L’inizio è da brivido con la militanza sociale di ‘America’ dedicata al solito ruolo di ‘controllore mondiale’ del paese di Obama, mentre dopo la ‘ganja tune’ ‘No cocaine’ con reminiscenze rub-a-dub style esplode il grintoso rocksteady di ‘Mama she don’t like you’ in compagnia della bravissima I.Eye. ‘Global war’ è bellissima ed è un tributo all’influenza fondamentale dei Black Uhuru mentre ‘Money’ riattualizza inna Alborosie style l’omonimo classico roots di Horace Andy.
Procedendo nell’ascolto ‘I Rusalem’ è una emozionante citazione del miglior Alpha Blondy con Albo nel suo fluentissimo sing-jay style mentre ‘I can’t stand it’ è un duetto virtuale con il grande Dennis Brown: la tune originale del ‘Principe del reggae’ era compresa in ‘Love’s gotta hold on me’ del 1984. Nella parte centrale dell’album ‘Real story’ si avvicina molto a ‘Herbalist’ e ‘Kingston Town’, ‘Dung inna Babylon’ porta il profumo del roots ‘rurale’ di personaggi come Burning Spear o Culture e l’elogio alla figura femminile di ‘Good woman’ ha un incedere che porta alla mente l’ipnotico beat della Roots Radics.
Gramps di Morgan Heritage porta le sue vibes in ‘One sound’ su un giro armonico molto familiare alla poetica della famiglia da cui proviene, ‘Humbleness’ è una magnifica traccia roots sull’umiltà e la devozione a Rastafari e ‘Promised land’ è un roots in maggiore che splende come il sole.
Siamo al finale: ‘Mr.
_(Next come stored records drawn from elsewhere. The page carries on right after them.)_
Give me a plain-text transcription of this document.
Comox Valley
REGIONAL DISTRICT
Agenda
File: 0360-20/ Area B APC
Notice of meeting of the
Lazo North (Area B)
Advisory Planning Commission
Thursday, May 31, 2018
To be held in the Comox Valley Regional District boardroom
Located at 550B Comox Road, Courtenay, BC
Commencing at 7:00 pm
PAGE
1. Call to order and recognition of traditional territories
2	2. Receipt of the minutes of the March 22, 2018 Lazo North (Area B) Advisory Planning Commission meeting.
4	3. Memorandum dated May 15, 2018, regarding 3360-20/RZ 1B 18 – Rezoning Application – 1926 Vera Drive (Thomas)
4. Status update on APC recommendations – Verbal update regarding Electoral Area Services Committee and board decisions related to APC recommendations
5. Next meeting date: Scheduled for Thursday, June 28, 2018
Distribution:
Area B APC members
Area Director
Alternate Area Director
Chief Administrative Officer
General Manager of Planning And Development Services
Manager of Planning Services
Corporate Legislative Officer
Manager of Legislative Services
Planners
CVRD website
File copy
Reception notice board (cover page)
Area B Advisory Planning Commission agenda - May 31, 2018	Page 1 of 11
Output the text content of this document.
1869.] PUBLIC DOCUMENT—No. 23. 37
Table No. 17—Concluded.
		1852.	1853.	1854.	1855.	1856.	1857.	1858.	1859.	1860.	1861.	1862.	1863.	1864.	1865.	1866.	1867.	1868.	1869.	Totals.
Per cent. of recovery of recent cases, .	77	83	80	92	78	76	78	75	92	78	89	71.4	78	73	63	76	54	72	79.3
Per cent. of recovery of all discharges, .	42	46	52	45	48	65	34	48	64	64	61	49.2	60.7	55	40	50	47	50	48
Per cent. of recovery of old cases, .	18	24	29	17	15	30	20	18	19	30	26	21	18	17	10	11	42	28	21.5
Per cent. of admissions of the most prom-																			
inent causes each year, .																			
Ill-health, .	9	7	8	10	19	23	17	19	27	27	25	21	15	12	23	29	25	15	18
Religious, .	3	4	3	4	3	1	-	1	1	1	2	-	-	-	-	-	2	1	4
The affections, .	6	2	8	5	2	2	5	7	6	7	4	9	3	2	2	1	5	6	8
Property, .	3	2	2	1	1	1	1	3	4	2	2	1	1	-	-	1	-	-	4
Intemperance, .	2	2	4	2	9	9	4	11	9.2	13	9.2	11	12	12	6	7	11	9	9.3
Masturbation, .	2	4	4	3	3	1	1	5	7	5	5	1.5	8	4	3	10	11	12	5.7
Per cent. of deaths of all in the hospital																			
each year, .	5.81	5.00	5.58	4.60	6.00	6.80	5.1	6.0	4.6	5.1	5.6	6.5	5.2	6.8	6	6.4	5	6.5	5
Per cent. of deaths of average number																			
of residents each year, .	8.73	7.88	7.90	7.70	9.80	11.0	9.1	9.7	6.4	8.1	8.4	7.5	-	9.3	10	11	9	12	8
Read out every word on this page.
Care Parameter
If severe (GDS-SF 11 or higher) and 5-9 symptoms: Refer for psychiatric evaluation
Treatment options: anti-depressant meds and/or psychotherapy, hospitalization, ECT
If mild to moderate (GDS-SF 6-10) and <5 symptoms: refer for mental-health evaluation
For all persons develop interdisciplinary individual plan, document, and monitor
President’ è irresistibile con gli strali rivolti al nostro presidente del consiglio ed a Mussolini, ‘Operation Uppsala’ ci riporta dalle parti del roots più meditativo con un bell’arrangiamento di fiati ed in conclusione con ‘Likkle Africa’ il ritmo delle ‘nyabinghi drums’ incornicia una magnifica ballata sulla mistica naturale che pervade, tra mille contraddizioni e problemi, il paese del reggae. In questo volo radente lungo ‘Escape from Babylon’ abbiamo parlato di citazioni e stili che Alborosie padroneggia e sintetizza costruendo con grande feeling un ricco e personale vocabolario. Il 15 giugno sta arrivando: ancora pochi giorni di pazienza prima che sia disponibile questo ottimo disco che figurerà senz’altro molto bene nei sondaggi dei migliori lavori dell’anno.